Yen and yuan of trading
Updated: 2012-03-22 08:15
By Liu Junhong (China Daily)
China and Japan face common challenge from depreciation of US currency and are internationalizing their own
Japan announced recently that it has obtained permission from China to buy 65 billion renminbi ($10.3 billion) of Chinese government bonds and will seek to set up an offshore renminbi-trading center in Tokyo, signaling its support for renminbi internationalization.
The agreement for Japan to buy Chinese government bonds is a result of the bilateral consensus reached between the two countries at the end of last year during the visit of Japanese Prime Minister Yoshihiko Noda to China. During Japanese Finance Minister Jun Azumi's visit to Beijing last month, a new consensus was reached on bilateral financial cooperation, such as establishing an offshore renminbi market and promoting direct trading of the renminbi and the yen.
Given that Japan started internationalizing its government bonds early, China does not need approval from Japan and already owns Japanese government bonds as part of its foreign exchange reserves.
China and Japan have become increasingly economically interdependent over the past decade. Japan has been China's major source of foreign direct investment for years, and China replaced the United States as Japan's largest source of imports in 2002 and replaced the US in 2009 as Japan's largest export destination.
The changing China-Japan trade structure has accelerated the upgrading of the industrial structure of both countries and further deepened their interdependence.

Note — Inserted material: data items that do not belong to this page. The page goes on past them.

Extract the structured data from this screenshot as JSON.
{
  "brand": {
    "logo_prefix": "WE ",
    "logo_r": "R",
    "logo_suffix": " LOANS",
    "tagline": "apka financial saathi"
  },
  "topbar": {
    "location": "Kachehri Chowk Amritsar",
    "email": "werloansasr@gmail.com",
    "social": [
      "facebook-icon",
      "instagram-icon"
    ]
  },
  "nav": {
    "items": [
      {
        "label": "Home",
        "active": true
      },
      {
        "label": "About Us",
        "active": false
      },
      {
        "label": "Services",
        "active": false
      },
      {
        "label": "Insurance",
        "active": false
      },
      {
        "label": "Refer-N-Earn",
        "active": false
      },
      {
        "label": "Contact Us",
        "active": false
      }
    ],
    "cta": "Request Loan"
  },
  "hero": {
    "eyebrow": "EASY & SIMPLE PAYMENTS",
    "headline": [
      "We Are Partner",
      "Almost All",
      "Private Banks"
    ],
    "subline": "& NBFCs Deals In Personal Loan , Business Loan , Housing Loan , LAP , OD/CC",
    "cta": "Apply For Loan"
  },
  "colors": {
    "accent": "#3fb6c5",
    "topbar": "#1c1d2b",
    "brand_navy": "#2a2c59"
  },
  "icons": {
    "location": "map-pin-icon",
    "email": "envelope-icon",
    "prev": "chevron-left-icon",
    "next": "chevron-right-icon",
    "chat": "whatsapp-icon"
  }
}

Being the two largest US debt holders, China and Japan are facing common challenges derived from the depreciation of dollar in the current dollar-dominated international monetary system.
Therefore the two countries share a common interest in lowering their currency risk by supporting each other's currency internationalization and promoting direct exchange of the renminbi and the yen to diversify their huge foreign exchange reserves.

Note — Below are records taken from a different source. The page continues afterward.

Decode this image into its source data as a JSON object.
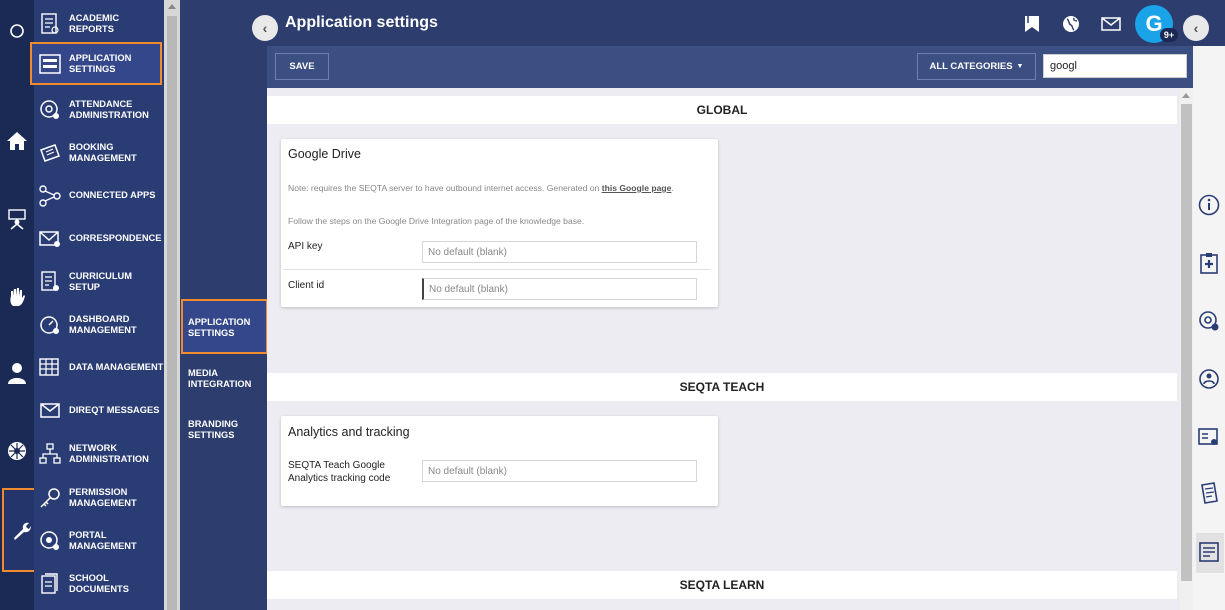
{
  "module_nav": {
    "items": [
      {
        "label": "ACADEMIC REPORTS"
      },
      {
        "label": "APPLICATION SETTINGS"
      },
      {
        "label": "ATTENDANCE ADMINISTRATION"
      },
      {
        "label": "BOOKING MANAGEMENT"
      },
      {
        "label": "CONNECTED APPS"
      },
      {
        "label": "CORRESPONDENCE"
      },
      {
        "label": "CURRICULUM SETUP"
      },
      {
        "label": "DASHBOARD MANAGEMENT"
      },
      {
        "label": "DATA MANAGEMENT"
      },
      {
        "label": "DIREQT MESSAGES"
      },
      {
        "label": "NETWORK ADMINISTRATION"
      },
      {
        "label": "PERMISSION MANAGEMENT"
      },
      {
        "label": "PORTAL MANAGEMENT"
      },
      {
        "label": "SCHOOL DOCUMENTS"
      }
    ]
  },
  "header": {
    "title": "Application settings",
    "avatar_letter": "G",
    "badge": "9+"
  },
  "toolbar": {
    "save_label": "SAVE",
    "category_label": "ALL CATEGORIES",
    "search_value": "googl"
  },
  "subnav": {
    "items": [
      {
        "label": "APPLICATION SETTINGS"
      },
      {
        "label": "MEDIA INTEGRATION"
      },
      {
        "label": "BRANDING SETTINGS"
      }
    ]
  },
  "sections": {
    "global": {
      "heading": "GLOBAL",
      "card_title": "Google Drive",
      "note_prefix": "Note: requires the SEQTA server to have outbound internet access. Generated on ",
      "note_link": "this Google page",
      "note_suffix": ".",
      "note2": "Follow the steps on the Google Drive Integration page of the knowledge base.",
      "api_key_label": "API key",
      "api_key_placeholder": "No default (blank)",
      "client_id_label": "Client id",
      "client_id_placeholder": "No default (blank)"
    },
    "teach": {
      "heading": "SEQTA TEACH",
      "card_title": "Analytics and tracking",
      "tracking_label": "SEQTA Teach Google Analytics tracking code",
      "tracking_placeholder": "No default (blank)"
    },
    "learn": {
      "heading": "SEQTA LEARN"
    }
  }
}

In fact, Japan began to consider internationalizing the yen in the mid-1980s amid its rapidly increasing trade surplus with the US. The birth of euro in 1999 and the financial crisis in East Asia spurred Japan to renew its efforts to internationalize the yen to adapt to the changes in the global economy and financial system by promoting yen settlement in cross-border trade in Asia. Thus further establishing the yen's role in the international monetary system alongside the dollar and the euro.
Now, more and more Japanese enterprises are turning to renminbi settlement for cross-border trade to reduce their currency risk. Japan's three largest banks recorded an expanding renminbi transaction volume of 150 billion yen in the 2011 fiscal year, five times the size of the previous fiscal year.

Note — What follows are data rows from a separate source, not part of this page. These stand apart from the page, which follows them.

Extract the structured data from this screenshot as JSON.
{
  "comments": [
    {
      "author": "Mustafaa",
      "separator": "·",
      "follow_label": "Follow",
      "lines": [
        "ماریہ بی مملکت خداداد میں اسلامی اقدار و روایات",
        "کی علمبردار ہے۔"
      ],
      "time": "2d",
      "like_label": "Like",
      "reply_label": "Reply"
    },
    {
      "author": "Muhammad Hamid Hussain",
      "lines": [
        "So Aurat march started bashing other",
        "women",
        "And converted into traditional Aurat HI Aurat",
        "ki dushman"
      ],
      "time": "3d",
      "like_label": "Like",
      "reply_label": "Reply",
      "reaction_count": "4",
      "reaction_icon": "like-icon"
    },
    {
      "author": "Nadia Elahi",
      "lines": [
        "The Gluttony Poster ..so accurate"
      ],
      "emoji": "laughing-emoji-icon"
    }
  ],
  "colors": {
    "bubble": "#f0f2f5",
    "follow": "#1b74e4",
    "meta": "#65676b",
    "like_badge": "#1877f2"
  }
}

Currency internationalization reflects a country's comprehensive national strength and is based on the building of the financial capital market. China launched a pilot program in 2009 allowing companies in first-tier cities to use the renminbi as an option to settle international trade deals and after its expansion in 2010 it is now due to be rolled out nationwide. In February, the central bank announced a three-step plan for the next 10 years, which will loosen capital control and give the renminbi more global clout.
The Chinese government designated the Hong Kong Special Administrative Region as a center for the offshore renminbi market in 2009, and offshore renminbi deposits have increased dramatically since then, from barely $100 billion in 2009 to $627 billion by November 2011. Offshore renminbi trading remains vibrant, and the United Kingdom and Singapore are seeking to team up with Hong Kong to become offshore trading centers for the renminbi.
Not surprisingly, Japan also has its eye on renminbi-denominated business, and its buying of Chinese national debt is a step toward introducing an offshore renminbi market. This is clearly in Japan's interests as it would not only improve the financial status of Tokyo but also maintain the yen's competitiveness in Asia.
The author is a research scholar with the China Institute of Contemporary International Relations.